East-West economic warfare & greed make heating a luxury for the few
The real cause of the energy problem is our own backfiring sanctions on Russia, following Russia’s invasion of Ukraine – for which we are as guilty as Russia – together, of course, with the incredible greed of the energy companies.
The problem cannot be solved as long as the current East-West economic warfare and the war in Ukraine continue. Government “charity”, such as last May’s promise to give each household £400.00, now sounds like a joke in view of spiralling price increases.
Unless diplomacy is put at work to end the war in Ukraine and the sanctions are suspended and energy company greed is brought under control, the problem can only get worse and we will be heading for total energy poverty and misery. Heating will become a luxury for the few.
The territorially largest country in the world and apparently the richest in terms of natural resources, especially gas and oil, and another important country, one of the biggest suppliers of some very essential products, especially wheat and fertilizers, are disastrously at war with each other since last February.
The first, Russia, is being subjected to unprecedentedly severe sanctions imposed by the West – USA, UK, EU and NATO – and, quite predictably, has been “weaponizing” gas, restricting supplies to EU and NATO countries, causing a severe energy crisis which goes on escalating and could last for years.
The second, Ukraine, is being severely tested by the invasion of the first, millions of people have become refugees in other countries, many thousands of the most active part of the population are front line soldiers and economic and business activity is disrupted or paralysed as a result of the ongoing war.
The country is virtually blockaded and only recently the first grain ships managed to sail out of the Black Sea, following a fragile agreement. Before this war, ordinary people in the West never knew that these two countries, Russia and Ukraine, are so important for our economies.
Wholesale gas prices have already reached about 10 times the level they averaged during the last decade, after Russia’s supply curbs predictably intensified as a response to USA/NATO/EU sanctions following the invasion of Ukraine, and, generally, with Moscow and the west engaging in economic warfare.
While Britain imported only a small percentage of its gas from Russia before the Ukraine war, it is connected by pipeline to the wider European market, which relied on Russia for as much as 40 per cent of its supplies.
The scale of the challenge facing working people in the UK was laid bare on Friday when the energy regulator said household power bills would surge 80 per cent with further rises expected next year.
We are talking about a spiralling cost of living crisis and an energy crunch this winter that threatens to plunge millions of households into energy poverty.
According to what Ofgem, the energy regulator, said last Friday, the typical household gas and electricity bill in Britain will rise from £1,971 to £3,539 a year from October and industry consultants forecast energy bills could top £6,600 by the spring, more than five times higher than a year ago.
European prices hit the highest level on record on Friday.
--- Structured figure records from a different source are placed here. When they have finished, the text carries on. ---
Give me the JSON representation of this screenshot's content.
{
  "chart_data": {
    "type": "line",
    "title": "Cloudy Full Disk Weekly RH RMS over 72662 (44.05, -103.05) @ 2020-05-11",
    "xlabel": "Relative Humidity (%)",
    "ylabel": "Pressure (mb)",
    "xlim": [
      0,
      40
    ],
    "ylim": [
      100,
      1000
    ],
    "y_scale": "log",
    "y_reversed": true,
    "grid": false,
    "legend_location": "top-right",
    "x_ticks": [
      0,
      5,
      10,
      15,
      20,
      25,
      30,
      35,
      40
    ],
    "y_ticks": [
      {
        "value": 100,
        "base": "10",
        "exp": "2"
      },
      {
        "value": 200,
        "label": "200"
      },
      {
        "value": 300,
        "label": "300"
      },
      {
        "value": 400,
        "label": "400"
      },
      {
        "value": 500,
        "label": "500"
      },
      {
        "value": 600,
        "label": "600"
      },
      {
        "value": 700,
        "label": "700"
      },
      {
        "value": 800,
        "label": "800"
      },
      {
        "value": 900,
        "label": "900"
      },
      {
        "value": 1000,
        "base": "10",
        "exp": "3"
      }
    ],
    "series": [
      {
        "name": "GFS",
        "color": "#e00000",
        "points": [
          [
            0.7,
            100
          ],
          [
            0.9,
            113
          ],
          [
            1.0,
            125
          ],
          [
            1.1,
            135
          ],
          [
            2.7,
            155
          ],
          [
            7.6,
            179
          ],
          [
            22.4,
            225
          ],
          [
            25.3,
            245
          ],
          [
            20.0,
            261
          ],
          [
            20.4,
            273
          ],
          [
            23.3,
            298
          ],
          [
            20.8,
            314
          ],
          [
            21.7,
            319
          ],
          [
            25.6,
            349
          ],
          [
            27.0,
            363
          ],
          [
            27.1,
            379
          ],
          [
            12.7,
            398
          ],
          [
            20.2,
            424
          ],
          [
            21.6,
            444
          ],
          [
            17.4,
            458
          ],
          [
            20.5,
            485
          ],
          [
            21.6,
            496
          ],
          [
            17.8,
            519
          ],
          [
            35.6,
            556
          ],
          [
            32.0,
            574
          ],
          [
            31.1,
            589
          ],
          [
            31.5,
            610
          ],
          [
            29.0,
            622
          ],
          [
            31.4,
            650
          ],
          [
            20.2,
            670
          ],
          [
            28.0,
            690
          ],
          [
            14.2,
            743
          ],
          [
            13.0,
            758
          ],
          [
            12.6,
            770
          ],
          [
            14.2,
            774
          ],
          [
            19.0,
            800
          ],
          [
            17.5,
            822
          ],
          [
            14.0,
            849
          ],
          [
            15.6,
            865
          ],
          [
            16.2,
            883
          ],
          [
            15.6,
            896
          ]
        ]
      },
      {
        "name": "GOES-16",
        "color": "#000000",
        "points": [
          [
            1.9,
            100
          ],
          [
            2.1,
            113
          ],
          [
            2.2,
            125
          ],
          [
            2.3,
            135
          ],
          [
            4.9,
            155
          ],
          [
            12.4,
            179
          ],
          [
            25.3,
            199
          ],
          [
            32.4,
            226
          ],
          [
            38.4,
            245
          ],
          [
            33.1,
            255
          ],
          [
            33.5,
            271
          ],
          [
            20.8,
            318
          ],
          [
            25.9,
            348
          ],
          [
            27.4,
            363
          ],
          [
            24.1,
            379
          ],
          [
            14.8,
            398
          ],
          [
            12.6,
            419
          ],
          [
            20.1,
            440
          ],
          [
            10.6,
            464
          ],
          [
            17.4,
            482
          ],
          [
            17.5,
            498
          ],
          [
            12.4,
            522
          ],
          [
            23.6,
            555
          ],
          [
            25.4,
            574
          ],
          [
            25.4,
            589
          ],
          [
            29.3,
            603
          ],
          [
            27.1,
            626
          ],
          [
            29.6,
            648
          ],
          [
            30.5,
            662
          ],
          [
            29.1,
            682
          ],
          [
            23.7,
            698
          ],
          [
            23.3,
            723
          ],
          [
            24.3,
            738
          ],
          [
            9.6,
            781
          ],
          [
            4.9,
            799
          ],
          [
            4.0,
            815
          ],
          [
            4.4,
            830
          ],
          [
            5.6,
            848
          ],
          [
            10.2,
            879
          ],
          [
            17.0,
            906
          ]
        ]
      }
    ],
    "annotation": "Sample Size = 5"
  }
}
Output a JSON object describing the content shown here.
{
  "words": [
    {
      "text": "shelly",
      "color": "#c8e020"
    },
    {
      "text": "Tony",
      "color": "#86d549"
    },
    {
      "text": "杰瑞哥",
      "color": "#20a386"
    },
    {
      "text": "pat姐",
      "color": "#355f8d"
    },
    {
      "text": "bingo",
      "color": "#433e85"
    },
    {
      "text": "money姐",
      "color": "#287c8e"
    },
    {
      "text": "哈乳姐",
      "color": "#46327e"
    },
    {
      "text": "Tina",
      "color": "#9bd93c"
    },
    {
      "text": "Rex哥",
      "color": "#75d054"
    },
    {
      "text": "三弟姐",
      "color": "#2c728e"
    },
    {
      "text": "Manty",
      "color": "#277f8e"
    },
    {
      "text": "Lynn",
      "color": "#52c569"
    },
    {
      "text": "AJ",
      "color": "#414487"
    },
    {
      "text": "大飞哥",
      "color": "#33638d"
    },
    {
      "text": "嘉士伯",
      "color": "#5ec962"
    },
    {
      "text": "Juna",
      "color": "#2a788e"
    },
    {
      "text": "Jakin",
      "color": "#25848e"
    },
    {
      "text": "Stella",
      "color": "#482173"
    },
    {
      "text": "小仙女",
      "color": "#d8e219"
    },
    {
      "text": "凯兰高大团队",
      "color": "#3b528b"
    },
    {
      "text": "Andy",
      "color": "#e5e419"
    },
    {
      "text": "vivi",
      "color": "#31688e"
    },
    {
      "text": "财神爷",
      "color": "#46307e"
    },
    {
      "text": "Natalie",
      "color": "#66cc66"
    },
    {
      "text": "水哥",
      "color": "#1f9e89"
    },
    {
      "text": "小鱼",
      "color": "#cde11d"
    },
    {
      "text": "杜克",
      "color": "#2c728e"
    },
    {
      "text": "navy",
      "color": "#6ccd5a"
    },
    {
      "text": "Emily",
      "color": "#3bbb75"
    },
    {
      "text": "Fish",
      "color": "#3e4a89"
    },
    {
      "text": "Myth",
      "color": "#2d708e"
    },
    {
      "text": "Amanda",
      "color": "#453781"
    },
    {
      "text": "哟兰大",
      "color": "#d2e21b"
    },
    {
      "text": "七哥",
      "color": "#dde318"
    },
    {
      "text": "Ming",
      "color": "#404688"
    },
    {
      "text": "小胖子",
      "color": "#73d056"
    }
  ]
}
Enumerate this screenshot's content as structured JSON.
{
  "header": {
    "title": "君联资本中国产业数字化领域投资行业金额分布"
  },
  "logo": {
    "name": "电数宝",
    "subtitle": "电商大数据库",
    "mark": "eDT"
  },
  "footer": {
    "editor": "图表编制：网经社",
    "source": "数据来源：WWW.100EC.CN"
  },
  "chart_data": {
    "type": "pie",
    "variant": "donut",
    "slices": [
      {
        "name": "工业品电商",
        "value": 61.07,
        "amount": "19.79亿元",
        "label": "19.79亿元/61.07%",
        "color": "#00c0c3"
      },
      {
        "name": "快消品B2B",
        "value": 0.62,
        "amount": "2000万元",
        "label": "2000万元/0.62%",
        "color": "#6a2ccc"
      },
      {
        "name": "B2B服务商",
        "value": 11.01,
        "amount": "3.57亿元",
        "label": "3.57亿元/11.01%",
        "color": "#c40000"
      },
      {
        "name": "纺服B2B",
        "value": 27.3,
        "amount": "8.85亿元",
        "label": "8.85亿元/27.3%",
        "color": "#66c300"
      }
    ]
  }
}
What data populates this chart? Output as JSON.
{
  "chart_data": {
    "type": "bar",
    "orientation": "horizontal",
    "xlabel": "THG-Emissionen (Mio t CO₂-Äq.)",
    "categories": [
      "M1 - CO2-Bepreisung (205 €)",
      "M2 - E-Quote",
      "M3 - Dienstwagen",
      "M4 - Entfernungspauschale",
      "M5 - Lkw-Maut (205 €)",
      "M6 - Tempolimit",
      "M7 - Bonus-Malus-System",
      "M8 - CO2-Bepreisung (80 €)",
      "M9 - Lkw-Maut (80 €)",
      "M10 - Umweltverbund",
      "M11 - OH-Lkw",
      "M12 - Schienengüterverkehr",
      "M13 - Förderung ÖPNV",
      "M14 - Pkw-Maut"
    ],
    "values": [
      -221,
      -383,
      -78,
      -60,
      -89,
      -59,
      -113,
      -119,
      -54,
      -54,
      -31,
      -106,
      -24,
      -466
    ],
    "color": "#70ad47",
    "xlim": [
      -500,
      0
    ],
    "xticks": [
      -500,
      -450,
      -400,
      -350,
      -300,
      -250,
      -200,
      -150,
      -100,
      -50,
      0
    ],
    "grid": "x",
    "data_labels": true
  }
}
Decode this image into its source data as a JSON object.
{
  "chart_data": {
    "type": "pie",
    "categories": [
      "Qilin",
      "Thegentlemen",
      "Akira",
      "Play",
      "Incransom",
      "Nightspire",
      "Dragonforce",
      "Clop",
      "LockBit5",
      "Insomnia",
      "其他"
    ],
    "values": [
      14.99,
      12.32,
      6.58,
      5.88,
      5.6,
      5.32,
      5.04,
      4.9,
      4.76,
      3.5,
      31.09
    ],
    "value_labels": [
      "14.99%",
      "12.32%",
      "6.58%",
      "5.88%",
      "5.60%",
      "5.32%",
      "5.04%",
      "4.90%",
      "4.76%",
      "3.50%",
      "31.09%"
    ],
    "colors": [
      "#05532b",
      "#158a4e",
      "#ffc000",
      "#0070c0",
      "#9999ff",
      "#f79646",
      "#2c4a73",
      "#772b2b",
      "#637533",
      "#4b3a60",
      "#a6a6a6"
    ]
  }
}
The UK government has faced growing calls to provide additional support for households to stave off a deep recession.
With poorer households hit hardest by energy prices because gas and electricity account for a larger share of their expenditure, the finances of some single adults would be wiped out by stratospheric energy bills that make up almost 120 per cent of their income after housing costs, leaving many destitute.
Jonathan Brearley, chief executive of Ofgem, said £15bn of government support that was announced in May, which will provide £400 to every household and more to those on benefits, would no longer be enough. In May, the price cap — the maximum amount set by the regulator for typical household energy use — was forecast to reach about £2,800 a year by October.
“It’s clear the new prime minister will need to act further to tackle the impact of the price rises that are coming in October and next year,” Brearley said. “The response will need to match the scale of the crisis we have before us.”
The business department said “additional support . . . can be delivered as quickly as possible when the new prime minister is in place”. Truss, the favourite to be the next prime minister, said she would “immediately take action . . . by cutting taxes and suspending green energy tariffs”.
Her allies said “it would not be right” for Truss to set out detailed plans before she was elected prime minister but pledged that she would make energy affordable for households.
Rachel Reeves, the shadow chancellor, said the latest price cap figures would “strike fear in the heart of many families”, adding that the public deserved a government that could “meet the scale of this national emergency”.
Labour has said it would cap bills below £2,000. It has suggested raising funding for such action by tightening discounts for oil and gas companies in the windfall tax that Sunak introduced in spring.
Cornwall Insight, an energy consultancy, said on Friday that its latest forecasts showed an expected increase to £5,386.71 for the first quarter of next year.
The cap will next be adjusted in January, since Ofgem now carries out reviews every three months rather than six.
By the second quarter of next year the price cap is expected to reach £6,616.37 before easing slightly to below £6,000 later next year. “
Today should be seen as a wake-up call to policymakers that short-term thinking and triage of the energy system is not enough,” the consultancy said.